THE COLORS OF THE MIND"The colors of the mind, excited by a flower or the moon
should not be seen as self at all, but we think of them as our self."
- Dogen, from Shobogenzo chapter 91 (Yui Butsu Yo Butsu
"Buddhas Alone Together With Buddhas")
Nice one, Dogen. Now Dogen was a Japanese
monk who lived in a temple way out in the mountains of rural Gifu Prefecture in
the 1200's. Looking at flowers and the moon were the kinds of things that
turned him on. He was, shall we say, easily amused. We'd have a much better
world if more people today were so easily amused. But we aren't. Zen dudes get
all hung up on images of flowers and water and trees and all of that and it
blinds them to any real understanding of their own situation which usually
isn't all lotus blossoms and babbling brooks.
Today we could say, "The colors of the
mind excited by a CNN report on the looting in Baghdad or the incredible
lame-ness of the latest Madonna song should not be seen as self." Or even,
"The colors of the mind excited by a noisy and belligerent web-page whose
writer claims to be a 'Buddhist' should not be seen as self." Whatever it
is that grinds your crankshaft, be careful you don't start looking upon it as
your "self."
Human beings have amazingly highly developed
brains and for that reason we get easily confused between thought and reality.
Our biggest, most deepest, most astoundingly brilliantest thoughts are nothing
more than thoughts. Just electrical activity, changes in the organic chemistry
of the brain. Big fat hairy deal. It's easy to say this. But it's really really
hard to actually come to grips with it.
We take the colors of mind to be much more
than they are. But our thoughts are only thoughts. They go just so far and then
stop. All of them, even the most urgent, the most violent, the most sexy, the
most profound. They just go a little way and then peter out. Poof!
Your body reacts nearly the same way to vivid
thoughts about imminent danger as it does to real danger. And it's not just
thoughts of danger that work like this. It's all of our thoughts. Rather than
just living your life moment by moment as it happens, you're stuck in all these
twisting swirling loops of thought that have your body reacting in all kinds of
ways it doesn't need to in response to situations which not only do not exist,
but which never could possibly exist. No matter how much you think you can
encompass the whole universe in your conscious mind, it'll never happen.
Whatever future situation you're worried about right now -- no matter what it
is -- will never come to pass. I guarantee this, no matter who you are or what
you're facing. It can't happen the way you imagine it.

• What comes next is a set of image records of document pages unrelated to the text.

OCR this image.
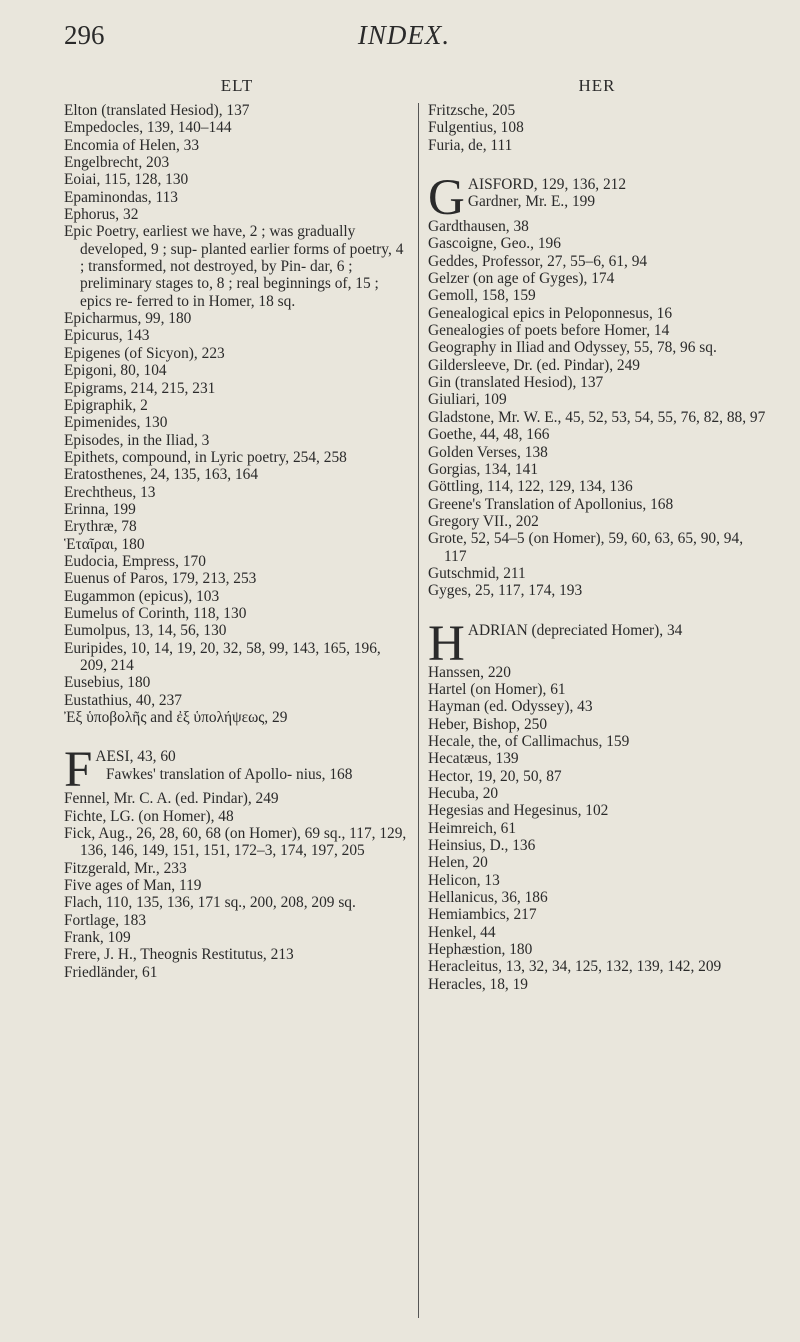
296	INDEX.
ELT	HER
Elton (translated Hesiod), 137
Empedocles, 139, 140–144
Encomia of Helen, 33
Engelbrecht, 203
Eoiai, 115, 128, 130
Epaminondas, 113
Ephorus, 32
Epic Poetry, earliest we have, 2 ; was gradually developed, 9 ; sup- planted earlier forms of poetry, 4 ; transformed, not destroyed, by Pin- dar, 6 ; preliminary stages to, 8 ; real beginnings of, 15 ; epics re- ferred to in Homer, 18 sq.
Epicharmus, 99, 180
Epicurus, 143
Epigenes (of Sicyon), 223
Epigoni, 80, 104
Epigrams, 214, 215, 231
Epigraphik, 2
Epimenides, 130
Episodes, in the Iliad, 3
Epithets, compound, in Lyric poetry, 254, 258
Eratosthenes, 24, 135, 163, 164
Erechtheus, 13
Erinna, 199
Erythræ, 78
Ἑταῖραι, 180
Eudocia, Empress, 170
Euenus of Paros, 179, 213, 253
Eugammon (epicus), 103
Eumelus of Corinth, 118, 130
Eumolpus, 13, 14, 56, 130
Euripides, 10, 14, 19, 20, 32, 58, 99, 143, 165, 196, 209, 214
Eusebius, 180
Eustathius, 40, 237
Ἐξ ὑποβολῆς and ἐξ ὑπολήψεως, 29
F AESI, 43, 60
Fawkes' translation of Apollo- nius, 168
Fennel, Mr. C. A. (ed. Pindar), 249
Fichte, LG. (on Homer), 48
Fick, Aug., 26, 28, 60, 68 (on Homer), 69 sq., 117, 129, 136, 146, 149, 151, 151, 172–3, 174, 197, 205
Fitzgerald, Mr., 233
Five ages of Man, 119
Flach, 110, 135, 136, 171 sq., 200, 208, 209 sq.
Fortlage, 183
Frank, 109
Frere, J. H., Theognis Restitutus, 213
Friedländer, 61
Fritzsche, 205
Fulgentius, 108
Furia, de, 111
G AISFORD, 129, 136, 212
Gardner, Mr. E., 199
Gardthausen, 38
Gascoigne, Geo., 196
Geddes, Professor, 27, 55–6, 61, 94
Gelzer (on age of Gyges), 174
Gemoll, 158, 159
Genealogical epics in Peloponnesus, 16
Genealogies of poets before Homer, 14
Geography in Iliad and Odyssey, 55, 78, 96 sq.
Gildersleeve, Dr. (ed. Pindar), 249
Gin (translated Hesiod), 137
Giuliari, 109
Gladstone, Mr. W. E., 45, 52, 53, 54, 55, 76, 82, 88, 97
Goethe, 44, 48, 166
Golden Verses, 138
Gorgias, 134, 141
Göttling, 114, 122, 129, 134, 136
Greene's Translation of Apollonius, 168
Gregory VII., 202
Grote, 52, 54–5 (on Homer), 59, 60, 63, 65, 90, 94, 117
Gutschmid, 211
Gyges, 25, 117, 174, 193
H ADRIAN (depreciated Homer), 34
Hanssen, 220
Hartel (on Homer), 61
Hayman (ed. Odyssey), 43
Heber, Bishop, 250
Hecale, the, of Callimachus, 159
Hecatæus, 139
Hector, 19, 20, 50, 87
Hecuba, 20
Hegesias and Hegesinus, 102
Heimreich, 61
Heinsius, D., 136
Helen, 20
Helicon, 13
Hellanicus, 36, 186
Hemiambics, 217
Henkel, 44
Hephæstion, 180
Heracleitus, 13, 32, 34, 125, 132, 139, 142, 209
Heracles, 18, 19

In your mind you have created this thing
called "me" which you believe thinks and feels and experiences.
You're terrified of the day that thing will come to an end. And you're
petrified that this "me" might someday find itself in some horrendous
situation. You make all sorts of efforts to protect this thing above all else.
You buy it gifts. You show it off to the world and hope that others envy it.
You want it to become rich and famous. To live in a beautiful house with a
bodacious wife or a hunky husband. Every minute of every day you look for new
reasons to make believe it exists and that it is important.
But it doesn't and it's not.
It's a phantom, an illusion. This thing
you've elevated to God like stature does not even exist. It's just another
thought. No bigger or realer than any of your thoughts.
You are not you because you are everything.
This isn't just a philosophical position I'm
taking. It's the real truth of the matter. It's something any human being can
become aware of, and once you become aware of it it's impossible to doubt. You
won't suddenly learn the secret numbers to everyone in the world's bank cards.
Yet you will come to understand in a very profound way that you and everyone
else share exactly the same body and mind. Or, as Buddha said, "I, along
with everything in the universe, have become awakened."
And yet you find you can't really express it
to anyone. Even though anyone you might care to try and express it to is you
and therefore sees it just as clearly as you do.
Ironical, ain't it?
You are everything because there is nothing
else you can be. You are reading yourself. There's really nothing else that
could possibly be happening. There is nowhere else to go.
And, just by the way here, when you see that
everyone is you and you are everyone, you'll also come to understand that
everyone in the world is just as dumb as you are. This will alleviate a lot of
the stress you feel. It's hard to worry what other people might think when you
realize their thoughts are just as dopey and meaningless as yours.